Interviews

Martha Lane Fox

Neatly stacked on the footstool by Martha Lane Fox’s feet are four piles of books.  As far as I can see, none of them are about technology.

Baroness Lane Fox of Soho, co-founder of online travel and leisure retailer lastminute.com and current chair of online champion Go On UK, has added another activity to her portfolio: setting up a new digital institution, Dot Everyone.

Nevertheless, it is literature, art and the theatre – “everywhere other than my own sector” – that inspire her. Recently, she read Charlotte Gordon’s book, Romantic Outlaws, about Mary Wollstonecraft and her daughter Mary Shelley. (Lane Fox cites Wollstonecraft as a heroine of hers.) She also enjoyed Amanda Foreman’s TV series The Ascent of Woman on BBC Two.

When preparing to give this year’s Richard Dimbleby Lecture on BBC One on the role of the internet, it was to literature and the arts that she turned for ideas. She began thinking about the role that great institutions have played in a number of areas, such as the Royal Institution (specialising in science), Royal Academy of Arts and Royal Geographical Society, and thought about how an institute for digital technology could play a similarly inspiring and world-leading role. Everyone who read her initial draft was convinced that this should be a key part of her address.

By the time she gave the lecture in March this year, Dot Everyone was running from her Marylebone home and she had sent a petition to David Cameron, the prime minister, asking for government backing.

Lane Fox believes that Dot Everyone can help to establish the UK as the world’s leading nation in digital technology in the same way that it was the world’s leader during the Industrial Revolution.

Civic issues

We need to move up a gear, she says, however, and ensure the digital revolution includes civic and public areas as well as commercial ones. She wants Dot Everyone to address “some of the internet-related market failures that the commercial sector hasn’t and won’t necessarily sort out”.

She adds: “It’s not so much about structural issues, though that is a challenge. I am particularly interested in helping people running large civic institutions and making big commercial and/or public decisions to understand technology and how it can work at a civic level. For instance, if I look around the House of Lords [where she sits as a cross-bench peer], there aren’t so many people who really understand the internet and what it can do.”

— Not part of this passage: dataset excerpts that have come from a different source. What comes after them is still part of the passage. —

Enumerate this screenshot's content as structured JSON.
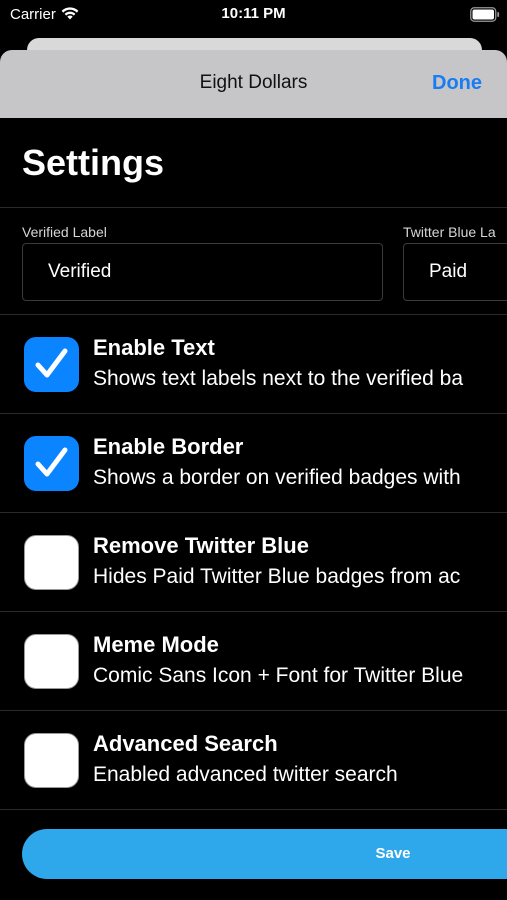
{
  "status_bar": {
    "carrier": "Carrier",
    "time": "10:11 PM"
  },
  "nav": {
    "title": "Eight Dollars",
    "done_label": "Done"
  },
  "page": {
    "title": "Settings"
  },
  "fields": {
    "verified_label": {
      "label": "Verified Label",
      "value": "Verified"
    },
    "twitter_blue_label": {
      "label": "Twitter Blue La",
      "value": "Paid"
    }
  },
  "options": [
    {
      "title": "Enable Text",
      "subtitle": "Shows text labels next to the verified ba",
      "checked": true
    },
    {
      "title": "Enable Border",
      "subtitle": "Shows a border on verified badges with",
      "checked": true
    },
    {
      "title": "Remove Twitter Blue",
      "subtitle": "Hides Paid Twitter Blue badges from ac",
      "checked": false
    },
    {
      "title": "Meme Mode",
      "subtitle": "Comic Sans Icon + Font for Twitter Blue",
      "checked": false
    },
    {
      "title": "Advanced Search",
      "subtitle": "Enabled advanced twitter search",
      "checked": false
    }
  ],
  "actions": {
    "save_label": "Save"
  },
  "colors": {
    "accent": "#0a84ff",
    "done_text": "#1a7cf2",
    "save_button": "#2ea8ea",
    "nav_background": "#c6c6c8",
    "background": "#000000"
  }
}
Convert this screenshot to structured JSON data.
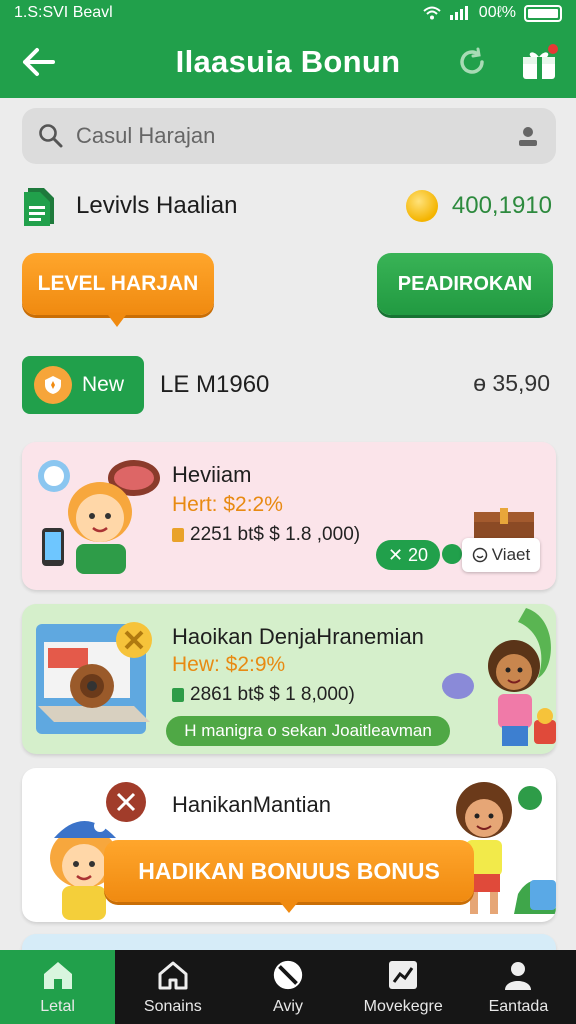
{
  "status_bar": {
    "time": "1.S:SVI Beavl",
    "battery": "00ℓ%"
  },
  "app_bar": {
    "title": "Ilaasuia Bonun"
  },
  "search": {
    "placeholder": "Casul Harajan"
  },
  "level": {
    "label": "Levivls Haalian",
    "coins": "400,1910"
  },
  "actions": {
    "level_button": "LEVEL HARJAN",
    "secondary_button": "PEADIROKAN"
  },
  "new_entry": {
    "badge": "New",
    "title": "LE M1960",
    "amount": "ɵ 35,90"
  },
  "cards": [
    {
      "title": "Heviiam",
      "subtitle": "Hert: $2:2%",
      "meta": "2251 bt$ $ 1.8 ,000)",
      "pill": "✕ 20",
      "pill_secondary": "Viaet"
    },
    {
      "title": "Haoikan DenjaHranemian",
      "subtitle": "Hew: $2:9%",
      "meta": "2861 bt$ $ 1 8,000)",
      "banner": "H manigra o sekan Joaitleavman"
    },
    {
      "title": "HanikanMantian",
      "button": "HADIKAN BONUUS BONUS"
    }
  ],
  "nav": [
    {
      "label": "Letal",
      "icon": "home-icon",
      "active": true
    },
    {
      "label": "Sonains",
      "icon": "house-outline-icon",
      "active": false
    },
    {
      "label": "Aviy",
      "icon": "no-entry-icon",
      "active": false
    },
    {
      "label": "Movekegre",
      "icon": "chart-icon",
      "active": false
    },
    {
      "label": "Eantada",
      "icon": "person-icon",
      "active": false
    }
  ],
  "colors": {
    "primary": "#21a04b",
    "accent": "#f08a10",
    "card1": "#fbe4ea",
    "card2": "#d5efcb",
    "card3": "#ffffff",
    "nav": "#161616"
  }
}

Lane Fox is also determined that Dot Everyone will help to get more women into technology. Females make up only 14 per cent of the workforce in technology in the UK, she points out.

Leaning forward for emphasis, she adds: “The number of women in technology is shrinking in percentage terms, for lots of complicated reasons. Coders [who write instructions for computers] are now the most valued and sought after and therefore most highly rewarded members of any technology engineering team, but over 90 per cent of coders in the UK are men.”

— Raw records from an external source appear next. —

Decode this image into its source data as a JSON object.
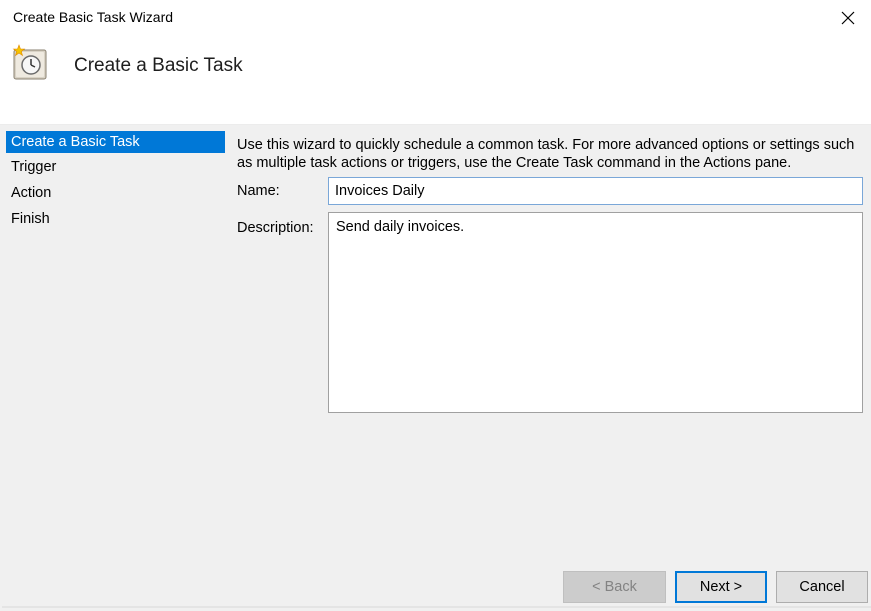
{
  "window": {
    "title": "Create Basic Task Wizard",
    "close_icon": "close-icon"
  },
  "header": {
    "title": "Create a Basic Task",
    "icon": "task-scheduler-clock-icon"
  },
  "nav": {
    "items": [
      {
        "label": "Create a Basic Task",
        "selected": true
      },
      {
        "label": "Trigger",
        "selected": false
      },
      {
        "label": "Action",
        "selected": false
      },
      {
        "label": "Finish",
        "selected": false
      }
    ]
  },
  "main": {
    "intro": "Use this wizard to quickly schedule a common task.  For more advanced options or settings such as multiple task actions or triggers, use the Create Task command in the Actions pane.",
    "name_label": "Name:",
    "name_value": "Invoices Daily",
    "description_label": "Description:",
    "description_value": "Send daily invoices."
  },
  "buttons": {
    "back": "< Back",
    "next": "Next >",
    "cancel": "Cancel"
  },
  "colors": {
    "selection": "#0078d7",
    "panel": "#f0f0f0",
    "focus_border": "#0078d7"
  }
}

This is a theme she enlarged on a couple of days after our conversation, when she was interviewed at an event sponsored by Baillie Gifford at the Cheltenham Literary Festival.

So how much does she think about the future for women in this sector, and where we will be in 20 years? “I think about it all the time,” she says. “It could go one of two ways. We could either be in a very dark place, where women are not entering this [technology] world at all, and there is a crisis because there is a shortage of skills and people who understand it. Or, it could go the other way. This is a challenge for this country and we could grab it. I veer between deep pessimism and optimism.”

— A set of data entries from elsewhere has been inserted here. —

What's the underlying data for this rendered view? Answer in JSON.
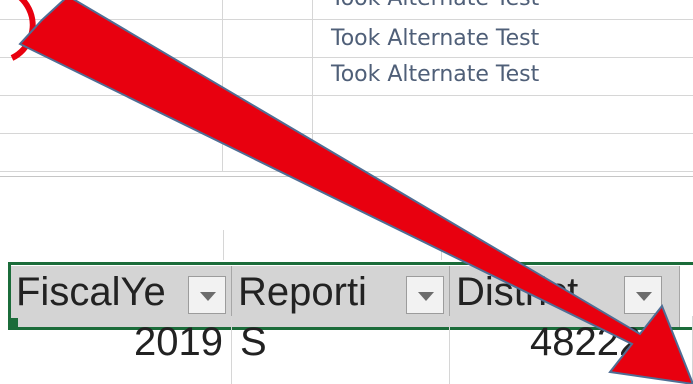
{
  "top_table": {
    "rows": [
      "Took Alternate Test",
      "Took Alternate Test",
      "Took Alternate Test",
      "",
      ""
    ]
  },
  "bottom_table": {
    "headers": [
      "FiscalYe",
      "Reporti",
      "District"
    ],
    "row": {
      "fiscal_year": "2019",
      "reporting": "S",
      "district": "48222"
    }
  },
  "overlay": {
    "arrow_color": "#e8000f",
    "circle_color": "#e8000f"
  }
}
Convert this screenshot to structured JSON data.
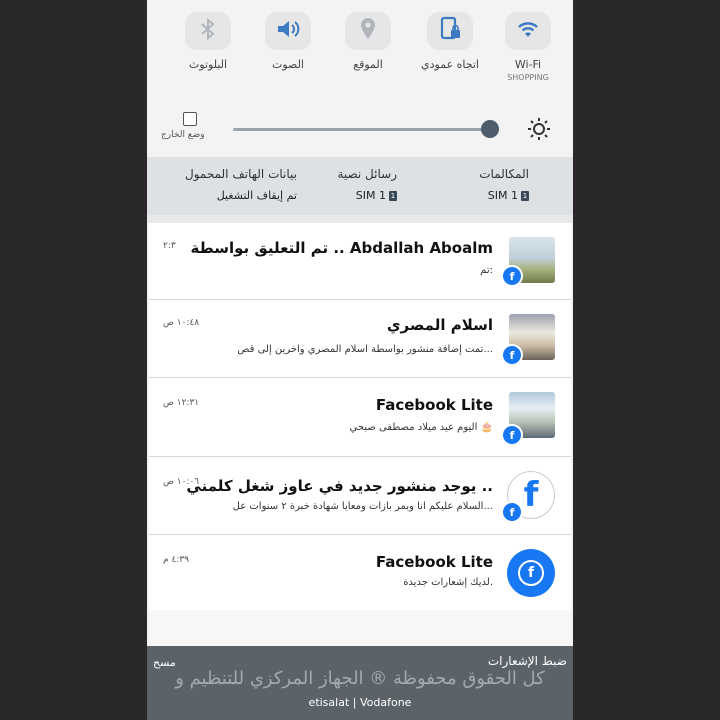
{
  "quick_settings": {
    "toggles": [
      {
        "label": "Wi-Fi",
        "sub": "SHOPPING",
        "icon": "wifi-icon"
      },
      {
        "label": "اتجاه عمودي",
        "sub": "",
        "icon": "portrait-lock-icon"
      },
      {
        "label": "الموقع",
        "sub": "",
        "icon": "location-icon"
      },
      {
        "label": "الصوت",
        "sub": "",
        "icon": "sound-icon"
      },
      {
        "label": "البلوتوث",
        "sub": "",
        "icon": "bluetooth-icon"
      }
    ],
    "brightness": {
      "level": 0.98,
      "auto_label": "وضع الخارج"
    }
  },
  "sim_bar": {
    "calls": {
      "title": "المكالمات",
      "sim": "SIM 1"
    },
    "messages": {
      "title": "رسائل نصية",
      "sim": "SIM 1"
    },
    "data": {
      "title": "بيانات الهاتف المحمول",
      "status": "تم إيقاف التشغيل"
    }
  },
  "notifications": [
    {
      "title": "تم التعليق بواسطة .. Abdallah Aboalm",
      "body": "تم:",
      "time": "٢:٣",
      "avatar": "photo1"
    },
    {
      "title": "اسلام المصري",
      "body": "تمت إضافة منشور بواسطة اسلام المصري وآخرين إلى قص...",
      "time": "١٠:٤٨ ص",
      "avatar": "photo2"
    },
    {
      "title": "Facebook Lite",
      "body": "اليوم عيد ميلاد مصطفى صبحي 🎂",
      "time": "١٢:٣١ ص",
      "avatar": "photo3"
    },
    {
      "title": "يوجد منشور جديد في عاوز شغل كلمني ..",
      "body": "السلام عليكم انا وبمر بازات ومعايا شهادة خبرة ٢ سنوات عل...",
      "time": "١٠:٠٦ ص",
      "avatar": "facebook-logo"
    },
    {
      "title": "Facebook Lite",
      "body": "لديك إشعارات جديدة.",
      "time": "٤:٣٩ م",
      "avatar": "facebook-blue"
    }
  ],
  "footer": {
    "settings_label": "ضبط الإشعارات",
    "clear_label": "مسح",
    "carrier": "etisalat | Vodafone",
    "watermark": "كل الحقوق محفوظة ® الجهاز المركزي للتنظيم و"
  },
  "colors": {
    "accent": "#1877f2",
    "bottom_bar": "#5b6369",
    "sim_bar": "#dde1e4"
  }
}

She seems more of an optimist, however, to me. Indeed, Lane Fox is buzzing with enthusiasm, ideas, curiosity and energy, all the more remarkable given the long-lasting nature of the very serious injuries she sustained in a car crash in Morocco 11 years ago.

The accident shattered her pelvis and destroyed the nerves going into the top of her legs, so she can no longer feel them. Being able to afford the best possible support and care has helped enormously, as have friends, family and inner strength.

Nevertheless, there are days when it all gets too much and she has to stop everything and rest. I ask if it has got any easier. No, she replies quietly, although she adds that she can stand for longer and walk further than before.

Does she ever get stressed? “I don’t get stressed in a way you would perhaps recognise. I am an enthusiast, so inevitably I do too much, but I’m quite calm and quite good at breaking things down into manageable chunks. My tech/life balance? Sometimes it goes well, sometimes it goes badly. I went away recently for five days with no phone, no messages, no texts. I’m still learning how to get it right, and sometimes I get it wrong.”

I wonder what she would have done had she lived before the internet was conceived. “In my head, I would have been Elizabeth Bennet, storming across the countryside, romping around. But I’ve got my own Mr Darcy!” she exclaims, referring to her partner, the digital advertising entrepreneur Chris Gorell Barnes.

“I would have loved to have lived between 1780 and the 1820s, with a group of women like Jane Austen and Mary Wollstonecraft who were brave, and who just grabbed life. If I had lived 100 years ago, I would have hoped I’d have been a suffragette. I hope I would have been brave enough to stand up for my principles.”

I don’t think there is much question about that.